Reproducing the Results
Once you have formatted the data and obtained the embeddings, you just have to run
./go.sh
to extract the data and train the model. If you are using the largest embeddings and you have no GPU, this might take a while.
Step by Step Explanation
In case, you want to use this code with other data-sets here is a detailed description of what you need to do. These are also the steps followed inside go.sh
First you create the index and global vocabulary from the text-based data. For this you need to use
python code/extract.py -f DATA/txt/semeval_train.txt \
DATA/txt/tweets_2013.txt \
DATA/txt/tweets_2014.txt \
DATA/txt/tweets_2015.txt \
DATA/pkl/
This will store Pickle files with same file name as the txt files under
DATA/pkl/
It will also store a wrd2idx.pkl containing a dictionary that maps each word to an integer index. If you have any number of txt files using the same format, it should work as well.

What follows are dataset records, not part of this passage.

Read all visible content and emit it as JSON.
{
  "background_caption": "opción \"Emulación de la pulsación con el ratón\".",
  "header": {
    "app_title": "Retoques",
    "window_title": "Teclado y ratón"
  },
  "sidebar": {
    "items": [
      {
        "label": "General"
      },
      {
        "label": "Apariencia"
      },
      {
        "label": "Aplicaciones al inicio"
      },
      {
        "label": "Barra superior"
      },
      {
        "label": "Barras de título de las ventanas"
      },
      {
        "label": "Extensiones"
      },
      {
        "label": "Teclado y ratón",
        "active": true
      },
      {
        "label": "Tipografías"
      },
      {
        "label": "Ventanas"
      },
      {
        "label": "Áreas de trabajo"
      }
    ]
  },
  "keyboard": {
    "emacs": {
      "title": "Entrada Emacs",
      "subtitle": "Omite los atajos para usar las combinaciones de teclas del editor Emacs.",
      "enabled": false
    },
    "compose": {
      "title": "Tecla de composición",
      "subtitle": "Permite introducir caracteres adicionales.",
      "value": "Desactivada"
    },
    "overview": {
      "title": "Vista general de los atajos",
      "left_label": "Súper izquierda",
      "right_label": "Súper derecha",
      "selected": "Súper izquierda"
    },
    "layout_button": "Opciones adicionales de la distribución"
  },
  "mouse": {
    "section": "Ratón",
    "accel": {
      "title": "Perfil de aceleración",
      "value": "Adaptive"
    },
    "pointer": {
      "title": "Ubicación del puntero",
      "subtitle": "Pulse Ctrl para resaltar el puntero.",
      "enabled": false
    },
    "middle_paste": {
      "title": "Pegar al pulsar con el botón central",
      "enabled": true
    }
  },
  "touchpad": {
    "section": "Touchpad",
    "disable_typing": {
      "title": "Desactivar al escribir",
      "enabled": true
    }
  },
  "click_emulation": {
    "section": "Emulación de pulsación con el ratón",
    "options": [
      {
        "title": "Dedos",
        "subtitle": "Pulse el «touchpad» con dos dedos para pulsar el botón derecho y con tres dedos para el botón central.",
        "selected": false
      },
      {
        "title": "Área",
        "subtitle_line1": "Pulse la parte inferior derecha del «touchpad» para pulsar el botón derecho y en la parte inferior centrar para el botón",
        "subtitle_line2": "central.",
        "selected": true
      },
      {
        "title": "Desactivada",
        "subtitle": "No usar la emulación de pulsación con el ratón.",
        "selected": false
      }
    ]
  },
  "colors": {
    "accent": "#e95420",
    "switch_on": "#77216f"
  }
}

Next thing is to select the pre-trained embeddings present in the vocabulary you are using to build your embedding matrix. This is done with
python code/extract.py -e DATA/txt/struct_skip_50.txt \
DATA/pkl/struct_skip_50.pkl \
DATA/pkl/wrd2idx.pkl
Note that this step can be a source of problems. If you have words that are not in your embeddings they will be set to an embedding of zero. This can be counter-productive in some cases.
To train the model use
python code/train.py DATA/pkl/semeval_train.pkl \
DATA/pkl/dev.pkl \
DATA/pkl/struct_skip_50.pkl \
DATA/models/sskip_50.pkl
Here
DATA/models/sskip_50.pkl
Is just a example name to define the model. You should use more detailed names to remember the hyper-parameters used.
Finally to get the SemEval results, you just need to do
python code/test.py DATA/models/sskip_50.pkl \
DATA/pkl/tweets_2013.pkl \
DATA/pkl/tweets_2014.pkl \
DATA/pkl/tweets_2015.pkl